Friday, July 9, 2010

Wow! That was painful

I am re-reading my posts.
It has been about a year since the Lord turned my world upside down.
I went from a snotty, selfish, tough girl, to... well to a work whose purpose has yet to be realized outside of bringing Him glory.

As I look back and read, I see it all. My need. My sin. My searching. It hurts me to much now to see how defiant I was. How much I hurt. The past year has been a world wind. Much of which I don't have enough distance from to form a coherent story. All I can be sure of is that He has been there the entire time and He has made me into a new creation. I suppose that is all I need.

And as a new creation, I go forth into the world and ask Him; what can I do today for Your Kingdom?
My life is full in a way I have never known.

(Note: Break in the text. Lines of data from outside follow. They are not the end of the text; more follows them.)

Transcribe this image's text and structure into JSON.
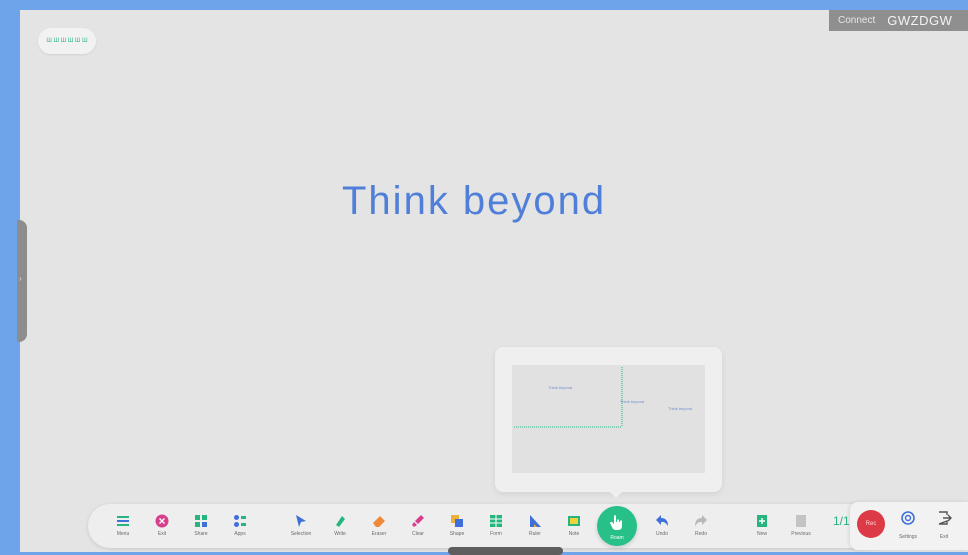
{
  "board": {
    "chip_label": "Ш Ш Ш Ш Ш Ш",
    "connect_label": "Connect",
    "connect_code": "GWZDGW",
    "handwriting": "Think beyond",
    "preview_texts": [
      "Think beyond",
      "Think beyond",
      "Think beyond"
    ],
    "handle_glyph": "›"
  },
  "toolbar": {
    "left_tools": [
      {
        "label": "Menu",
        "icon": "menu-icon",
        "color": "#27b57f"
      },
      {
        "label": "Exit",
        "icon": "close-circle-icon",
        "color": "#d63f8c"
      },
      {
        "label": "Share",
        "icon": "grid-icon",
        "color": "#27b57f"
      },
      {
        "label": "Apps",
        "icon": "apps-icon",
        "color": "#3f6fd8"
      }
    ],
    "main_tools": [
      {
        "label": "Selection",
        "icon": "cursor-icon",
        "color": "#3f6fd8"
      },
      {
        "label": "Write",
        "icon": "pen-icon",
        "color": "#27b57f"
      },
      {
        "label": "Eraser",
        "icon": "eraser-icon",
        "color": "#f08a3a"
      },
      {
        "label": "Clear",
        "icon": "brush-icon",
        "color": "#d63f8c"
      },
      {
        "label": "Shape",
        "icon": "shape-icon",
        "color": "#3f6fd8"
      },
      {
        "label": "Form",
        "icon": "table-icon",
        "color": "#27b57f"
      },
      {
        "label": "Ruler",
        "icon": "ruler-icon",
        "color": "#3f6fd8"
      },
      {
        "label": "Note",
        "icon": "note-icon",
        "color": "#27b57f"
      }
    ],
    "pointer_label": "Roam",
    "history_tools": [
      {
        "label": "Undo",
        "icon": "undo-icon",
        "color": "#3f6fd8"
      },
      {
        "label": "Redo",
        "icon": "redo-icon",
        "color": "#b8b8b8"
      }
    ],
    "page_tools": [
      {
        "label": "New",
        "icon": "add-page-icon",
        "color": "#27b57f"
      },
      {
        "label": "Previous",
        "icon": "page-icon",
        "color": "#b8b8b8"
      }
    ],
    "page_number": "1/1"
  },
  "right_panel": {
    "record_label": "Rec",
    "settings_label": "Settings",
    "exit_label": "Exit"
  }
}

I thought about going back and deleting my old posts, because they are not representative of who I am any more, but they are real and they are real places where I have been. The hurt, the confusion, the ambivalence and the anger are all real. So it makes me think. Who I am without Him. Isaiah 1 says a festering wound. That was pretty accurate. Who am I now? Well, that remains to be seen... I am His.

This has become my new meditation the past year: [Philippians 3]
7But whatever gain I had, I counted as loss for the sake of Christ. 8Indeed, I count everything as loss because of the surpassing worth of knowing Christ Jesus my Lord. For his sake I have suffered the loss of all things and count them as rubbish, in order that I may gain Christ 9and be found in him, not having a righteousness of my own that comes from the law, but that which comes through faith in Christ, the righteousness from God that depends on faith— 10that I may know him and the power of his resurrection, and may share his sufferings, becoming like him in his death, 11that by any means possible I may attain the resurrection from the dead.